What it really came down to, though, was fear.  I was afraid, and I scrambled to find any “reason” to hold on that I could.  Even though my reality sucked, the misery I knew seemed somehow easier to bear than the terrifying unknown.

I wanted to believe the fantasies and pipe dreams that people preach.  The “happily ever after cheating” stories were few and far between (for a reason), but still I clung to them.  Many of the people who had positive stories had seemingly fallen off the face of the planet (blogs that were discontinued, people who left the forums, or one and done articles).  Conversely, there were those who had written some book to sell to other desperate people like me so that they could make a few bucks.

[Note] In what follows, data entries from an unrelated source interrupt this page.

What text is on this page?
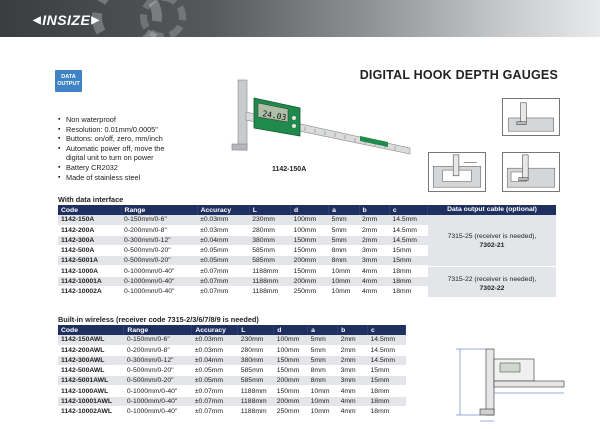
◀ INSIZE ▶
DIGITAL HOOK DEPTH GAUGES
DATA
OUTPUT
▪ Non waterproof
▪ Resolution: 0.01mm/0.0005"
▪ Buttons: on/off, zero, mm/inch
▪ Automatic power off, move the
digital unit to turn on power
▪ Battery CR2032
▪ Made of stainless steel
24.03
1142-150A
With data interface
Code	Range	Accuracy	L	d	a	b	c
1142-150A	0-150mm/0-6"	±0.03mm	230mm	100mm	5mm	2mm	14.5mm
1142-200A	0-200mm/0-8"	±0.03mm	280mm	100mm	5mm	2mm	14.5mm
1142-300A	0-300mm/0-12"	±0.04mm	380mm	150mm	5mm	2mm	14.5mm
1142-500A	0-500mm/0-20"	±0.05mm	585mm	150mm	8mm	3mm	15mm
1142-5001A	0-500mm/0-20"	±0.05mm	585mm	200mm	8mm	3mm	15mm
1142-1000A	0-1000mm/0-40"	±0.07mm	1188mm	150mm	10mm	4mm	18mm
1142-10001A	0-1000mm/0-40"	±0.07mm	1188mm	200mm	10mm	4mm	18mm
1142-10002A	0-1000mm/0-40"	±0.07mm	1188mm	250mm	10mm	4mm	18mm
Data output cable (optional)
7315-25 (receiver is needed),
7302-21
7315-22 (receiver is needed),
7302-22
Built-in wireless (receiver code 7315-2/3/6/7/8/9 is needed)
Code	Range	Accuracy	L	d	a	b	c
1142-150AWL	0-150mm/0-6"	±0.03mm	230mm	100mm	5mm	2mm	14.5mm
1142-200AWL	0-200mm/0-8"	±0.03mm	280mm	100mm	5mm	2mm	14.5mm
1142-300AWL	0-300mm/0-12"	±0.04mm	380mm	150mm	5mm	2mm	14.5mm
1142-500AWL	0-500mm/0-20"	±0.05mm	585mm	150mm	8mm	3mm	15mm
1142-5001AWL	0-500mm/0-20"	±0.05mm	585mm	200mm	8mm	3mm	15mm
1142-1000AWL	0-1000mm/0-40"	±0.07mm	1188mm	150mm	10mm	4mm	18mm
1142-10001AWL	0-1000mm/0-40"	±0.07mm	1188mm	200mm	10mm	4mm	18mm
1142-10002AWL	0-1000mm/0-40"	±0.07mm	1188mm	250mm	10mm	4mm	18mm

I had never believed in that self-help crap before.  I used to scoff at that book aisle and feel sorry for anyone who thought that they would find the answers to life or their problems there.  Those people said what they needed to say to make money.  They polished their turds and pretended they smelled like roses, then sold them in bouquets to gullible readers.  Most of them said conflicting things – the solution was different from one to the next, but they all had the magic potion to make the marriage and cheater better.  More importantly, they were all designed to play to a person’s fears.

Suddenly, though, I was full of fear.  I rejected all of the things that I said and believed before, like “I’m worth more than this.”  Instead, I clung to false hope that somehow this person who I fell in love with wasn’t a horrible, selfish, untrustworthy, broken man who had and would stomp on my heart in a second if it got him what he wanted.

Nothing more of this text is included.